Pop culture literacy also plays a less central role in the film. In the book, characters watch endless seasons of TV shows and spend hundreds of hours mastering video games to be able to solve puzzles put in place by the creator of the OASIS. Some of the puzzles in the movie that supposedly stump millions of people and entire corporate divisions are far easier to solve. They involve video game trivia that is fairly common knowledge among people who play video games today. It’s not as if “Ready Player One” takes place in some distant future where all information about the present-day has been lost. It takes place in 2045 where there are several people who are visibly old enough to remember the 2010s. Simplifying the references makes the movie a bit more accessible, but it also make it less fun and a lot less believable for huge nerds like myself that fell in love with how nerdy the book was.

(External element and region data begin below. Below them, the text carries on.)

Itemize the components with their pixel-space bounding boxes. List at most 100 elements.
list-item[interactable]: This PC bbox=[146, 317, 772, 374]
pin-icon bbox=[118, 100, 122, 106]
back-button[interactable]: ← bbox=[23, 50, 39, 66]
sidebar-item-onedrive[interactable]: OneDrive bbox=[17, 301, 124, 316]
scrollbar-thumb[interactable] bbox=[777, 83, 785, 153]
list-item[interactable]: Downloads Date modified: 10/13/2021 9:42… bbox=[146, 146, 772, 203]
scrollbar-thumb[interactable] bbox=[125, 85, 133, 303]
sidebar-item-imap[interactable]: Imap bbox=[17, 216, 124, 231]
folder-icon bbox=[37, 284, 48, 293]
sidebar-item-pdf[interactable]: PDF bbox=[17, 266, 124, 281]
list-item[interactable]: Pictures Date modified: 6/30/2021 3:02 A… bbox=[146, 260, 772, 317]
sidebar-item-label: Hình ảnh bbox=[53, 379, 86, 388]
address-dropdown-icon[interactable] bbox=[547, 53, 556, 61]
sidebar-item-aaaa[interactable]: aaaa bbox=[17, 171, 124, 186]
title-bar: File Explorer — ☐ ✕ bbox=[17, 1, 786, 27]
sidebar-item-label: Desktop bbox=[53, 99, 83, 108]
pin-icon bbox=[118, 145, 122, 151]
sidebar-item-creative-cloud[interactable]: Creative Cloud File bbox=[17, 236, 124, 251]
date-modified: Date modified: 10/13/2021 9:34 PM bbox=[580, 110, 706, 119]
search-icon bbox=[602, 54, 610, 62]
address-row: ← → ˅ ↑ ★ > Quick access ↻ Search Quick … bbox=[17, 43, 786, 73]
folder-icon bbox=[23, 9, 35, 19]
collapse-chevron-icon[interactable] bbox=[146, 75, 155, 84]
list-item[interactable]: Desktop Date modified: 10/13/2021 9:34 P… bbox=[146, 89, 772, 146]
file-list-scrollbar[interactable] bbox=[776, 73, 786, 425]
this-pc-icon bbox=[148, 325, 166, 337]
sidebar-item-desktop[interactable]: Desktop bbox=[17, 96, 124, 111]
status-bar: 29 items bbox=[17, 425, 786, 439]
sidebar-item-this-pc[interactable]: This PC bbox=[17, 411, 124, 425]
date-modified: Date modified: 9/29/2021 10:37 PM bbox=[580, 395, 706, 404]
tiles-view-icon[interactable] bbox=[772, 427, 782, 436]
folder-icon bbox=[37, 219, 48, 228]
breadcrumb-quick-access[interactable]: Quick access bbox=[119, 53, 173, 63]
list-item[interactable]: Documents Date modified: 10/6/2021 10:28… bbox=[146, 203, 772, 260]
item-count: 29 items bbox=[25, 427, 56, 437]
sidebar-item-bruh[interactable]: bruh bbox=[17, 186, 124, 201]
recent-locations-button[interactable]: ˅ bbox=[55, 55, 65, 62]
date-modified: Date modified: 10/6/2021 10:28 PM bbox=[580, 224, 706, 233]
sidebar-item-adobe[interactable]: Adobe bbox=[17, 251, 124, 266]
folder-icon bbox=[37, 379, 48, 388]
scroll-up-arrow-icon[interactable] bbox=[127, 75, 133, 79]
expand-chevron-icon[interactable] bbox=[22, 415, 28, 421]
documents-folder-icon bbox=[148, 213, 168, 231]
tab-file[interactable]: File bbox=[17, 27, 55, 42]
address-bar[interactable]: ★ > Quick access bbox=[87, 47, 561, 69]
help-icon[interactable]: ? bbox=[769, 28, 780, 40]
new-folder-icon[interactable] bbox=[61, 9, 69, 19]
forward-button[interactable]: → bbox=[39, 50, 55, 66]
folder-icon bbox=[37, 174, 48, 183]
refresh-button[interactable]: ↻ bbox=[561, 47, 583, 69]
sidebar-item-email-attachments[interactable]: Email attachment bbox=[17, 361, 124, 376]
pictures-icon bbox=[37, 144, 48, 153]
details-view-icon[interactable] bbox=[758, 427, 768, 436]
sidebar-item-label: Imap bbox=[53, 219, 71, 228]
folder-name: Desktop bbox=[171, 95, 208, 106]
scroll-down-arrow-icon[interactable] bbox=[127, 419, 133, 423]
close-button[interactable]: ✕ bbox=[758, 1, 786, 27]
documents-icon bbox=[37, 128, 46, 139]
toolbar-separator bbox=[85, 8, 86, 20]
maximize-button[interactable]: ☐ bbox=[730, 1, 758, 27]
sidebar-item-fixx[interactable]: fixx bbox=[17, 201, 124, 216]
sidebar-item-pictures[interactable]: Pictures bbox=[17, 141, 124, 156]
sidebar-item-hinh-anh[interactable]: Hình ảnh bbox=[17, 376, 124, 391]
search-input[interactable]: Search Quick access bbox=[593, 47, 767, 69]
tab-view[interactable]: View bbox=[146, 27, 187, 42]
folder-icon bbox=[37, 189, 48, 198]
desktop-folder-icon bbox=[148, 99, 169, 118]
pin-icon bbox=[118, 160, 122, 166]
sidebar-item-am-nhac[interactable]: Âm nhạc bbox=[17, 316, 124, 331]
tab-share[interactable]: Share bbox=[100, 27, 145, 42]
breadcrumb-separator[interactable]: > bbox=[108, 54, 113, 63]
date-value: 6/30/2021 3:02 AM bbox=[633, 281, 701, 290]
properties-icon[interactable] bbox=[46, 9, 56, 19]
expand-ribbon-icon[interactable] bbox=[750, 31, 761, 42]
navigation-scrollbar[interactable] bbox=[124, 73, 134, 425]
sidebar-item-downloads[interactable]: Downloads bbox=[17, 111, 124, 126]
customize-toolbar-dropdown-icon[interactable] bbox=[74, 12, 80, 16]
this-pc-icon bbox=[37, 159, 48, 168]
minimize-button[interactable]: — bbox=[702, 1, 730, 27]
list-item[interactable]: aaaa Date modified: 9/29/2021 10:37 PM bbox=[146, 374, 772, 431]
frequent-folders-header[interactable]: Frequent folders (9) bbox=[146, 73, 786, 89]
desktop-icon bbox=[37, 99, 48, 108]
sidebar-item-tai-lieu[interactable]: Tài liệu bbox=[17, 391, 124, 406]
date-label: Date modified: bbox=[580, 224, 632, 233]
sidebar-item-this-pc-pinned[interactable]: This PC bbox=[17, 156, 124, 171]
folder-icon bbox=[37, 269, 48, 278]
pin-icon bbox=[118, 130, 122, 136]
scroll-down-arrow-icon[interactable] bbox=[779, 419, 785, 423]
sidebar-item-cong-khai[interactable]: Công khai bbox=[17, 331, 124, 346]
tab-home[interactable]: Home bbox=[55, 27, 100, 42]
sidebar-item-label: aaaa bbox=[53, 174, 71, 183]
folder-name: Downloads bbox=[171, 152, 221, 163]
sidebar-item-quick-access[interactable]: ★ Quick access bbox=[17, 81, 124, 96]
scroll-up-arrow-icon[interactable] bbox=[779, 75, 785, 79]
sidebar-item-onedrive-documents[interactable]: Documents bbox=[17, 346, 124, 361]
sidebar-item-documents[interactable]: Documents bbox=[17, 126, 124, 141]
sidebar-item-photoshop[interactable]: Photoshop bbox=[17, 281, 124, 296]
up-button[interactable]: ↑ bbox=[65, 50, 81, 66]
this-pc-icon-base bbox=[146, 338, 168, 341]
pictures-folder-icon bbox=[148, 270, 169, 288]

“Ready Player One” is good, simple fun. It has the tone and depth of a lot of the movies it is inspired by. The ending definitely reaches a level of cheese that puts the cheesiest of ’80s movies to shame, somehow completely forgetting that it takes place in a dystopian environment. I am disappointed that some of the things that I loved about the book did not wind up in the movie, but the film needed to run under three hours and appeal to people who have a life outside of tv, movies and video games. If you saw trailers for it and thought it looked dumb, it is. You can feel fine avoiding it. If the trailers made you excited to watch it, you will probably enjoy it. If you were a fan of the book and are hoping for a movie that captures all of its best qualities, don’t get your hopes up.